Registrato in presa diretta, con il supporto di alcuni amici musicisti quali Andrea Caprara al sax, Anacleto AV-K Prod all’elettronica e Cazzurillo alle voci, chitarre e pianole, Bwa Kayiman è opera in cui convivono la foga punk e gli arzigogoli free-jazz di “Education Of Young Citizen”, la new-wave così come l’avevano già prefigurata, alla fine degli anni Sessanta, i Red Crayola (“How To Build A Religion”), i martellanti ritmi ferroviari di “Commen-sale”, le pulsioni ossessive di “Houngan Boukman”, le scazzottate tra Captain Beefheart e The Ex di “Damballah Wedo” e la nenia blues di “Tutto quello che sai è falso”.
Carico di energia, tra fiati scoppiettanti, chitarre grattugiate e gorghi saturi di delirio, è invece il suono della title-track, laddove quello di “Sele” è paludoso e tribaloide. Tutti brani da “ingoiare velocemente, perché il tempo sta per scadere.”
Dopo la pubblicazione del disco, nonostante la risposta ancora molto positiva degli addetti ai lavori, la band entrò in un lungo periodo di silenzio, da cui – è notizia dell’ultim’ora – uscirà a breve, con la pubblicazione di un nuovo disco.

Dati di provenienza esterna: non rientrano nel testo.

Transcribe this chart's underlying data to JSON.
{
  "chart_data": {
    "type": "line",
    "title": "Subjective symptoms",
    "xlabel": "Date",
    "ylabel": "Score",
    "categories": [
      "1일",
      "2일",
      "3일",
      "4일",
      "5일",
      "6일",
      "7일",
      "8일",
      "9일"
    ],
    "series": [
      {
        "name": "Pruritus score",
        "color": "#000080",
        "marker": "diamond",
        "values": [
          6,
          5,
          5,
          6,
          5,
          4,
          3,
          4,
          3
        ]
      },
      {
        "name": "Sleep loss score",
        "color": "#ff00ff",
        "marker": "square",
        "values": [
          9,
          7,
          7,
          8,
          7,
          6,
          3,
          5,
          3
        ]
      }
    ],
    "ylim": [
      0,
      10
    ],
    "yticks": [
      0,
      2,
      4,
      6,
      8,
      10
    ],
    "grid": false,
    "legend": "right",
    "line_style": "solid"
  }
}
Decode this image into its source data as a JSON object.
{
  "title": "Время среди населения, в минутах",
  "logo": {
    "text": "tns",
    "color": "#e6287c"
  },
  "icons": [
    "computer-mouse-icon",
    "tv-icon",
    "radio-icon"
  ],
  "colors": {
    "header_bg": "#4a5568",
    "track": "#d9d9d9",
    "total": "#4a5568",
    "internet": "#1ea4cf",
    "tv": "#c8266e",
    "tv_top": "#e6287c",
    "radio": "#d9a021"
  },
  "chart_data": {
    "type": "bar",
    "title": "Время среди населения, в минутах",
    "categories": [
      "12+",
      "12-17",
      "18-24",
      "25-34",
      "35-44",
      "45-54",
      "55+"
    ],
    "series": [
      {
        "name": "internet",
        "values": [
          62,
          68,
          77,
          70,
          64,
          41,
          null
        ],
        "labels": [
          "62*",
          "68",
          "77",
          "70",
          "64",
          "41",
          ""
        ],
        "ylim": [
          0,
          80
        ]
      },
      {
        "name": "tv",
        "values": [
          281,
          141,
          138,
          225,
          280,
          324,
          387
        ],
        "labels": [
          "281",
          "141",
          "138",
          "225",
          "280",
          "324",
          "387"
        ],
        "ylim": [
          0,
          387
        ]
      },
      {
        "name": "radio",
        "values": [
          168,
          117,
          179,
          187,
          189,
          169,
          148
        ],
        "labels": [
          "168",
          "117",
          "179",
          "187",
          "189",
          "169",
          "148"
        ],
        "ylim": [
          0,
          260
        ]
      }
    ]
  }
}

Raggiunto via mail, Ferdinando Farro così si è espresso al riguardo:
“Il nuovo disco si chiamerà Colonia. Lo abbiamo registrato praticamente in tre giorni a Murotorto, uno spazio autogestito a Eboli (SA). Non abbiamo ancora una data di pubblicazione precisa, anche se credo che, alla fine, uscirà nell’autunno di quest’anno. Non avendolo ancora mixato e chiuso definitivamente, non so ancora cosa dirti sul disco in sé, tranne che è stato (s)composto davvero di getto: per tre anni siamo stati fermi musicalmente parlando e umanamente abbiamo fatto percorsi di vita diversi, che ci hanno allontanati anche fisicamente; inoltre ci serviva un break dalla musica, non nel senso dell’atto fisico del suonare, ma dalla bolla culturale e sociale in cui ormai quest’atto è ghettizzato, anche nel circuito cosiddetto “indipendente” (da cosa poi?).Quando ci siamo rivisti, non abbiamo nemmeno discusso la possibilità di ricominciare un percorso musicale. Abbiamo parlato solo di quello che c’era capitato durante questi anni, accorgendoci, a conti fatti, che eravamo giunti alle stesse conclusioni su ciò che ci circonda. E solo a quel punto abbiamo pensato: «Ok, suoniamo!», ma sempre senza l’idea di fare un disco. Poi, in pochi giorni di “ritiro” a Murotorto, aiutati da cani, allucinogeni e ritmi improduttivi, abbiamo buttato giù una serie di pezzi che ci sembrava formassero un discorso coerente e li abbiamo registrati. Se e quanto siamo “cambiati” musicalmente rispetto a tre anni fa, non ci interessa nemmeno stabilirlo o quantificarlo: suonare per noi ha sempre rappresentato un riflesso della vita su cui abbiamo deliberatamente esercitato poco controllo. Fondamentalmente, i dubbi che pure avevamo su come “suonasse” questo disco si sono dissipati con la semplice considerazione che, in fin dei conti, se facciamo un disco di merda, non muore nessuno.”